335 cases addressed by the Rent Assessment Board between January 2017 and May 2019

The Rent Assessment Unit has reported that it successfully addressed 335 cases between January 2017 and May 2019.

 Executive Director of the Rent Assessment Unit, Shenese Headlam, reports that the Rent Assessment Board tried 335 cases between January 2017 and May 2019.
Executive Director of the Rent Assessment Unit, Shenese Headlam, reports that the Rent Assessment Board tried 335 cases between January 2017 and May 2019.

“Matters brought before the Rent Assessment Board included tenants suing landlords for security deposits and landlords suing tenants for arrears owed,” Executive Director of the Rent Assessment Unit, Shenese Headlam, told JIS News.

Enforcement

Headlam explained that the Rent Assessment Board is a quasi-judicial body with similar judicial power as the Parish Court. Hearings are held twice per month and a new Board is appointed by the Government every three years.

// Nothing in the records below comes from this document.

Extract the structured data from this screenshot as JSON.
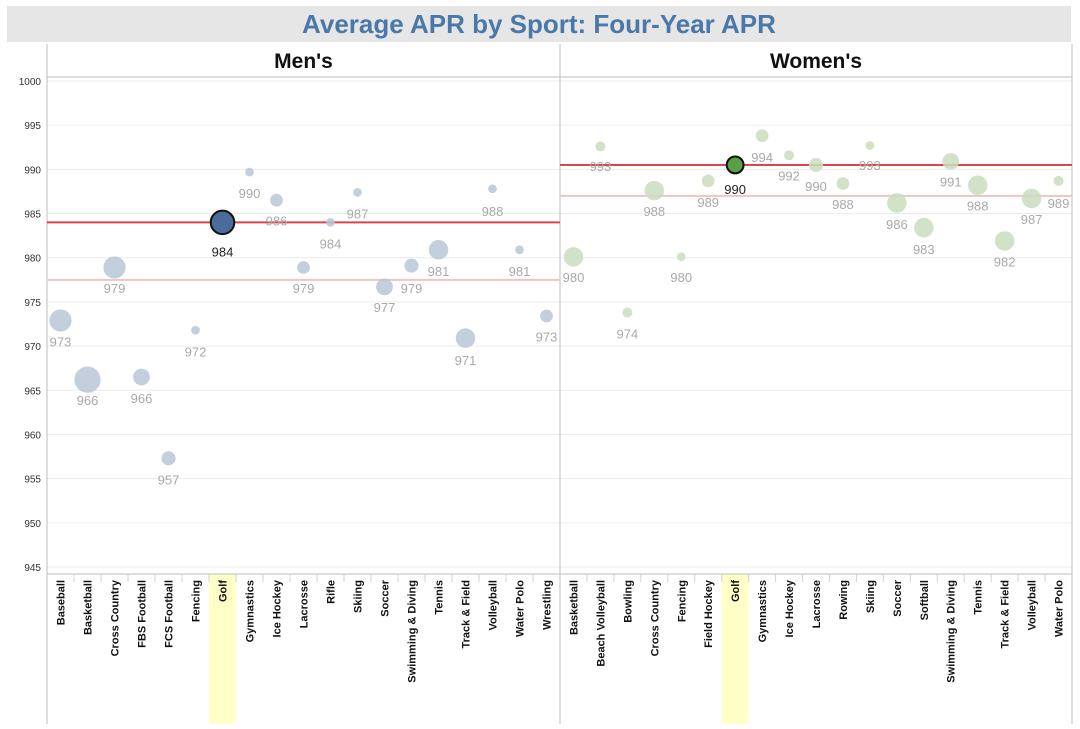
{
  "chart_data": {
    "type": "scatter",
    "title": "Average APR by Sport: Four-Year APR",
    "ylim": [
      945,
      1000
    ],
    "yticks": [
      945,
      950,
      955,
      960,
      965,
      970,
      975,
      980,
      985,
      990,
      995,
      1000
    ],
    "grid": true,
    "highlight_sport": "Golf",
    "colors": {
      "title": "#4a78a8",
      "title_band": "#e6e6e6",
      "men_bubble": "#b9c7d6",
      "men_highlight": "#4a6c9b",
      "women_bubble": "#c9ddbf",
      "women_highlight": "#5a9e45",
      "faded_label": "#a9a9a9",
      "reference_line": "#d9454a",
      "reference_line_light": "#f0c3c5",
      "highlight_band": "#ffffc8"
    },
    "panels": [
      {
        "name": "Men's",
        "categories": [
          "Baseball",
          "Basketball",
          "Cross Country",
          "FBS Football",
          "FCS Football",
          "Fencing",
          "Golf",
          "Gymnastics",
          "Ice Hockey",
          "Lacrosse",
          "Rifle",
          "Skiing",
          "Soccer",
          "Swimming & Diving",
          "Tennis",
          "Track & Field",
          "Volleyball",
          "Water Polo",
          "Wrestling"
        ],
        "values": [
          973,
          966,
          979,
          966,
          957,
          972,
          984,
          990,
          986,
          979,
          984,
          987,
          977,
          979,
          981,
          971,
          988,
          981,
          973
        ],
        "point_y": [
          972.9,
          966.2,
          978.9,
          966.5,
          957.3,
          971.8,
          984.0,
          989.7,
          986.5,
          978.9,
          984.0,
          987.4,
          976.7,
          979.1,
          980.9,
          970.9,
          987.8,
          980.9,
          973.4
        ],
        "label_y": [
          970.5,
          963.9,
          976.6,
          964.1,
          954.9,
          969.4,
          980.7,
          987.3,
          984.2,
          976.6,
          981.6,
          985.0,
          974.4,
          976.6,
          978.5,
          968.4,
          985.3,
          978.5,
          971.1
        ],
        "sizes": [
          6,
          7.5,
          6,
          4,
          3,
          1,
          6.5,
          1,
          2.5,
          2.5,
          1,
          1,
          4,
          3,
          5,
          5,
          1,
          1,
          2.5
        ],
        "reference_values": [
          984,
          977.5
        ]
      },
      {
        "name": "Women's",
        "categories": [
          "Basketball",
          "Beach Volleyball",
          "Bowling",
          "Cross Country",
          "Fencing",
          "Field Hockey",
          "Golf",
          "Gymnastics",
          "Ice Hockey",
          "Lacrosse",
          "Rowing",
          "Skiing",
          "Soccer",
          "Softball",
          "Swimming & Diving",
          "Tennis",
          "Track & Field",
          "Volleyball",
          "Water Polo"
        ],
        "values": [
          980,
          993,
          974,
          988,
          980,
          989,
          990,
          994,
          992,
          990,
          988,
          993,
          986,
          983,
          991,
          988,
          982,
          987,
          989
        ],
        "point_y": [
          980.1,
          992.6,
          973.8,
          987.6,
          980.1,
          988.7,
          990.5,
          993.8,
          991.6,
          990.5,
          988.4,
          992.7,
          986.2,
          983.4,
          990.9,
          988.2,
          981.9,
          986.7,
          988.7
        ],
        "label_y": [
          977.8,
          990.4,
          971.4,
          985.3,
          977.8,
          986.3,
          987.8,
          991.4,
          989.3,
          988.1,
          986.1,
          990.5,
          983.8,
          981.0,
          988.6,
          985.9,
          979.6,
          984.4,
          986.2
        ],
        "sizes": [
          5,
          1.5,
          1.5,
          5,
          1,
          2.5,
          4,
          2.5,
          1.5,
          3,
          2.5,
          1,
          5,
          5,
          4,
          5,
          5,
          5,
          1.5
        ],
        "reference_values": [
          990.5,
          987
        ]
      }
    ]
  }
}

“Matters are heard by the Board Chairman, who is an attorney-at-law, and his or her ruling is treated as that of a Parish Court Judge. After the hearing is completed, we lodge the Order to the courts for it to be enforced. Every Order which is lodged with the Clerk of Courts is treated as if it were an Order made by the Resident Magistrate’s Court for the payment of money,” she noted.

“Complaints ranged from illegal increases in rent, arrears owed, withheld security deposits, notices to quit and harassment.”

— Shenese Headlam from the Rent Assessment Unit

19,458 complaints

Meanwhile, Headlam said that for the January 2017 to May 2019 period, 19,458 complaints were received and addressed by the Rent Assessment Unit, which acts as the Secretariat for the Board.

“We received complaints and queries from both landlords and tenants. Complaints ranged from illegal increases in rent, arrears owed, withheld security deposits, notices to quit and harassment,” she said.

The Board protects the interests of both tenant and landlord, so when a complaint is made, no action is taken until both parties have been consulted.

“We just want to encourage persons to utilise the service of the Board, because this not only helps with the court backlog but it ensures matters are settled legally between tenants and landlords,” Headlam said.